We stop under a wrought iron streetlamp and he lights me up. I draw in the rich smoke and let it linger in the back of my throat before exhaling and watching it hurry away.

We smoke while we walk, not saying a word until we reach the steps of the massive museum. Bright lights shine down on the towering columns and the colorful banners above, each the size of a tractor-trailer. One announces the contents of an Egyptian tomb, another the czar’s Fabergé eggs, and the third a Rembrandt exhibit.

“Can you imagine trying to break into this place to steal a painting?” I say.

Bert looks the building over from end to end, then up and down with a wrinkled brow. The ember of his cigar flares and he exhales a plume of smoke.

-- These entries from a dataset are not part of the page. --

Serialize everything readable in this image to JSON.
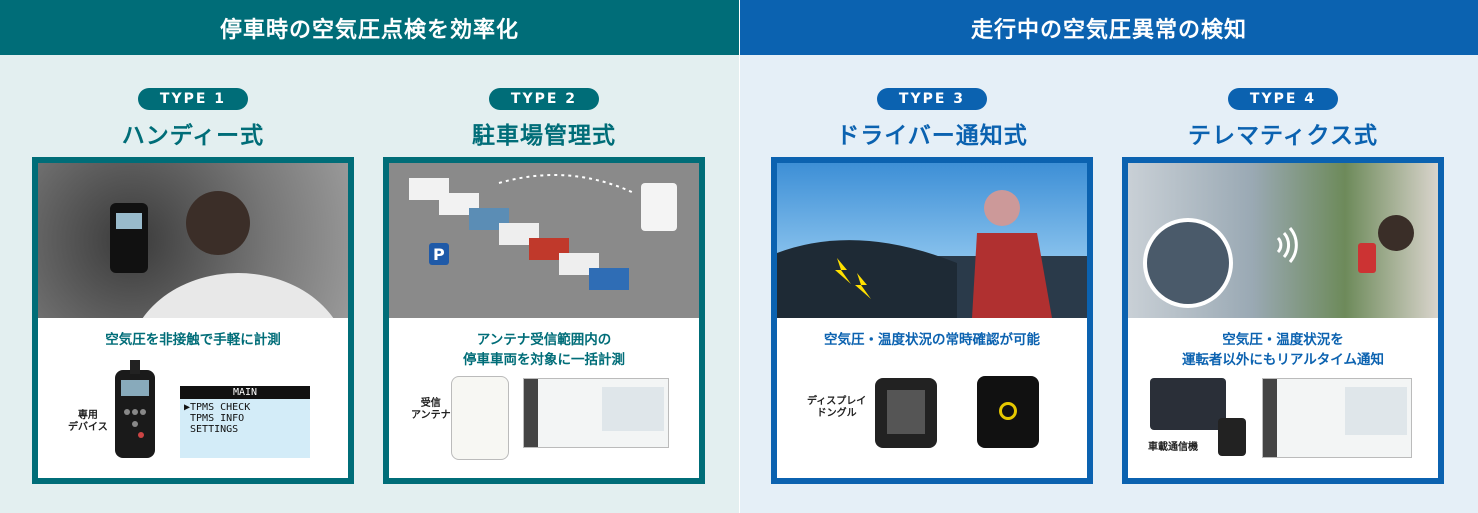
{
  "sections": [
    {
      "heading": "停車時の空気圧点検を効率化",
      "color": "#006d78"
    },
    {
      "heading": "走行中の空気圧異常の検知",
      "color": "#0b62b0"
    }
  ],
  "types": [
    {
      "badge": "TYPE 1",
      "title": "ハンディー式",
      "caption": [
        "空気圧を非接触で手軽に計測"
      ],
      "product_label": [
        "専用",
        "デバイス"
      ],
      "screen": {
        "header": "MAIN",
        "items": [
          "▶TPMS CHECK",
          " TPMS INFO",
          " SETTINGS"
        ]
      }
    },
    {
      "badge": "TYPE 2",
      "title": "駐車場管理式",
      "caption": [
        "アンテナ受信範囲内の",
        "停車車両を対象に一括計測"
      ],
      "product_label": [
        "受信",
        "アンテナ"
      ]
    },
    {
      "badge": "TYPE 3",
      "title": "ドライバー通知式",
      "caption": [
        "空気圧・温度状況の常時確認が可能"
      ],
      "product_label": [
        "ディスプレイ",
        "ドングル"
      ]
    },
    {
      "badge": "TYPE 4",
      "title": "テレマティクス式",
      "caption": [
        "空気圧・温度状況を",
        "運転者以外にもリアルタイム通知"
      ],
      "product_label": [
        "車載通信機"
      ]
    }
  ]
}
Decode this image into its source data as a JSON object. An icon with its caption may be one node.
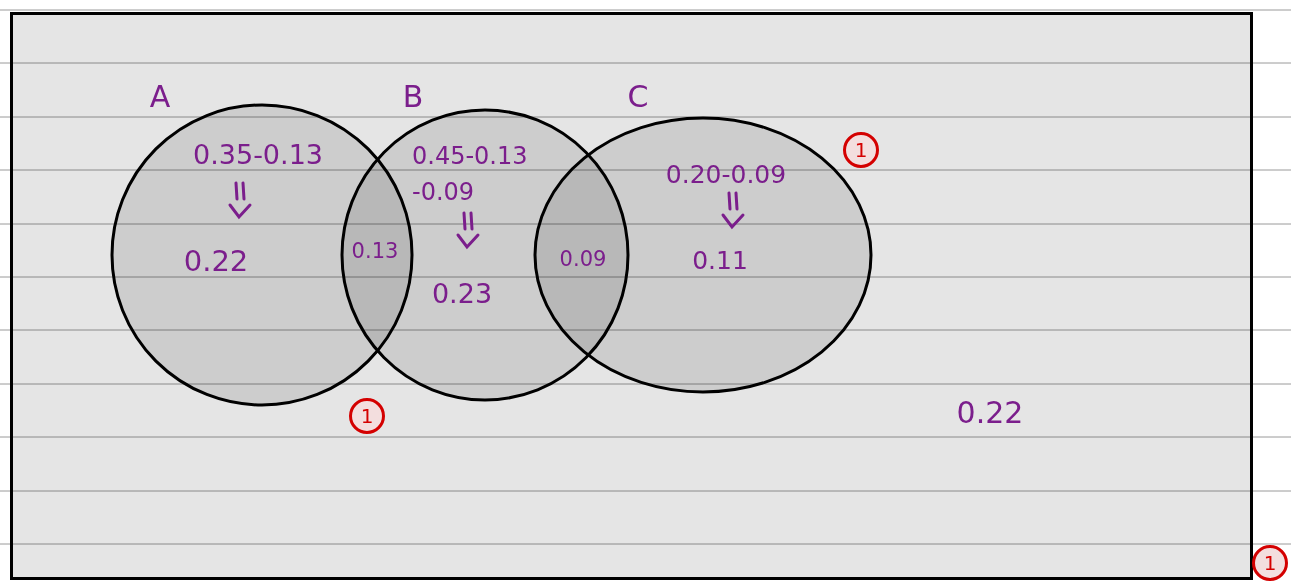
{
  "diagram": {
    "nodes": [
      {
        "text": [
          "0.22"
        ]
      },
      {
        "text": [
          "A",
          "0.35-0.13",
          "0.22"
        ],
        "in": 0
      },
      {
        "text": [
          "B",
          "0.45-0.13 -0.09",
          "0.23"
        ],
        "in": 0
      },
      {
        "text": [
          "C",
          "0.20-0.09",
          "0.11"
        ],
        "in": 0
      }
    ],
    "labels": [
      "1",
      "0.13",
      "0.09",
      "1",
      "1"
    ]
  }
}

“You’d have to think big,” he says finally.

I nod and say, “I knew a guy who thought big.”

“What happened to him?”

I shake my head and say, “In the end it killed him.”

I start back toward the mansion and we walk for a while before Bert says, “Is it gonna kill you?”

“No,” I say, taking the cigar out of my mouth. “I’m not the one you have to worry about. But there are some people out there who’ll think just getting killed is a pretty good deal.”

42

“I’M GOING FOR A JOG,” Lexis said to her maid. She was dressed in a velour sweatsuit and sneakers with her hair tied into a ponytail.

The girl nodded without looking up from her work. Instead of taking the elevator, Lexis quietly opened the door to the stairs, looked behind her, then started down. She let herself out through the maintenance door in the back and jogged down the alley. When she came to the street, she looked before turning right and heading toward the stench of the Third Avenue subway station.

On the platform, she watched the stairs. When the number five train came, she waited until the last second before getting on, the doors nearly closing on her foot. She stood swaying in the car, scanning the faces until she got off on 77th Street. Traffic was heavy. The last remnants of rush hour. Even the sidewalks were crowded with people, and it was a slow-going jog until she reached the park. She snaked her way south, staying off the main paths, looking over her shoulder from time to time.

Tree leaves rustled overhead in a sweet breeze. A duck quacked on the Pond, taking off into the dusk, and its sound echoed off the stone face of the wall bordering 59th Street. Lexis looked behind her at the shadows that had grown thick. She knew Frank liked to keep an eye on the people who were close to him. When she swung her head back around, a jogger coming the other way startled her.

The Plaza Hotel showed its white face through the trees, illuminated by lights that made its green roof practically glow. Lexis smelled the horses and thought of the times she’d taken Allen for long carriage rides through the park. They’d take one every birthday until he turned fifteen and brought a girl of his own. A tradition between the two of them. She thought of others. Reading before bed at night. Museum exhibits on Saturday afternoons. Early breakfasts at E.J.’s while Frank slept in.

A young carriage driver wearing a stovepipe hat looked down from his white carriage and rattled his leather reins.

Cornell Ricks’s long stooped back jumped out at her. He sat at the Oak Room bar, bent over a martini, stirring it absently with a straw, and glancing to his right and left. In front of him on the dark wood was a bowl of mixed nuts. Like most of the people, he was dressed for business. His suit was gray and the thick burgundy and blue stripes of his tie were punctuated with a Harvard pin.